In a report preceding Williams, correspondent Lester Holt declared that
the memorial had "a collection of world leaders like we've never seen
on one stage" and "made for some quite eye-opening and remarkable
images, including President Obama shaking the hand of Cuba's Raul
Castro." Moments later, Holt announced: "Leaders the world over
converged here. More than 70 in all. The delegation from the United
States led by President Obama included former presidents George W. Bush,
Bill Clinton, and Jimmy Carter. The measure of Mandela so great, America's presidents shared a stage with Cuban leader Raul Castro."
Neither Williams nor Holt suggested the presence of so many prominent "criminals" and "thieves" negatively impacted the event.
Here is a full transcript of Williams on the December 10 program:
SAVANNAH GUTHRIE: Let's bring in NBC's Brian Williams, who's also in Soweto outside Mandela's house. Brian, good morning to you.
BRIAN WILLIAMS: Good morning, Savannah.
GUTHRIE: I have to say, as much as I'm struck by the assortment of world leaders that are there, I'm even more moved by the tens of thousands of South Africans who have come despite a pouring rain this morning. What is your sense of the meaning of this moment for them?
WILLIAMS: Well, I'm kind of with Lester on this, in viewing this as a real victory in a lot of ways. Just look at the crowd and look at the mix of people which was, of course, illegal at the start of this era. Look at what South Africa has pulled off, being handed 100 official delegations. The tens of thousands of regular people who just wanted to be a part of this. And then mother nature had something to say about this whole gathering. It's been a Herculean, monumental task. After all, they are saying good-bye to their George Washington, really, for the modern era. The man who gave birth to the modern South Africa. So when you consider all of that, what a day for this country. This memorial goes on, of course, into the next several days until the final farewell coming up this coming Sunday.
GUTHRIE: And as Lester mentioned, this is perhaps an unprecedented meeting of world leaders, and for a moment it made for strange bedfellows. We saw President Obama, of course, shake the hand of Cuba's leader Raul Castro. Tell us what the mood has been like in the ceremonies so far?
WILLIAMS: Well, let's not be overly nice about this.
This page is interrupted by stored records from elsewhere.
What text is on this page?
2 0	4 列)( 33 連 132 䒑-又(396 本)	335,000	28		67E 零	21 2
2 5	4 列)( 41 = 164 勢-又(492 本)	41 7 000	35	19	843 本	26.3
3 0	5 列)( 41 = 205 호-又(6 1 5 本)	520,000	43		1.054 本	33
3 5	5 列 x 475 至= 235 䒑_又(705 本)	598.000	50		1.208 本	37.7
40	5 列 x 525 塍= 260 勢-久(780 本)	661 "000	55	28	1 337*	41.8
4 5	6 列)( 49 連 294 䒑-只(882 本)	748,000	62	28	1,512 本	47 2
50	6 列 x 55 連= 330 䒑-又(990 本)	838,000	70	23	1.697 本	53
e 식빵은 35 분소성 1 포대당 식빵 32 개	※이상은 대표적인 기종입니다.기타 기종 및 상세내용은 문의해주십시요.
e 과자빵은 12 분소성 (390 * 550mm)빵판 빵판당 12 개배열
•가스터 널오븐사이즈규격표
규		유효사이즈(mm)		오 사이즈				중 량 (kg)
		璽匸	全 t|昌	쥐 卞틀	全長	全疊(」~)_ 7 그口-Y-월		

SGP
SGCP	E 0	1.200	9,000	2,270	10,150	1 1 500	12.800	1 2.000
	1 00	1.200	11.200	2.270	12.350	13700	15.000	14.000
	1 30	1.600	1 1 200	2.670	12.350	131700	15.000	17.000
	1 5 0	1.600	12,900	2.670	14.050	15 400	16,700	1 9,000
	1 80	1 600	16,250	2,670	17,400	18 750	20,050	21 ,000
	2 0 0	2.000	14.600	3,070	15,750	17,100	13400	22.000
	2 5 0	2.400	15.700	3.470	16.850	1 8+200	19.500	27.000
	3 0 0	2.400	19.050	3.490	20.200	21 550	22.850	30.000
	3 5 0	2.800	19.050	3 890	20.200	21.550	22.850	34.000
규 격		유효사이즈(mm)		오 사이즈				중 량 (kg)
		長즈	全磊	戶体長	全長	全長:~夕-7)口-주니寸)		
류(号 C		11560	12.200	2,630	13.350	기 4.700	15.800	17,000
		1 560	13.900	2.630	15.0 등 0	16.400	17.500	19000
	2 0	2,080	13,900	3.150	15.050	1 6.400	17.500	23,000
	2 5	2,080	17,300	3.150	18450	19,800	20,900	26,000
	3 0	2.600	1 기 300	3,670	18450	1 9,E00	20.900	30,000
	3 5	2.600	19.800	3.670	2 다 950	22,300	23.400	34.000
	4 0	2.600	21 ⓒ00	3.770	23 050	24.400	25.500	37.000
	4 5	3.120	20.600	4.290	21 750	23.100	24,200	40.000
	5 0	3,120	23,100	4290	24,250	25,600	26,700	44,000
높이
That dignitary section has some criminals, some thieves, some kings, some presidents, a lot of different types of people. And there has been a lot written and said about where to seat them so they keep their distances. Several factions are not speaking to each other. Several have been life-long sworn enemies. As Lester noted, the President's handshake with Raul Castro was one of the better moments. The crowd's reception for Robert Mugabe was interesting. So again, what would Nelson Mandela say to all of them and say to all of this? Most of the speakers have urged the crowd, "Go on, behave like him, live like him, be infused with his spirit going forward and maybe we could get some place."
GUTHRIE: Brian Williams in Soweto for us this morning. Thank you so much. And of course We know Brian's going to have a lot more throughout the day on nbcnews.com and also on Nightly News tonight.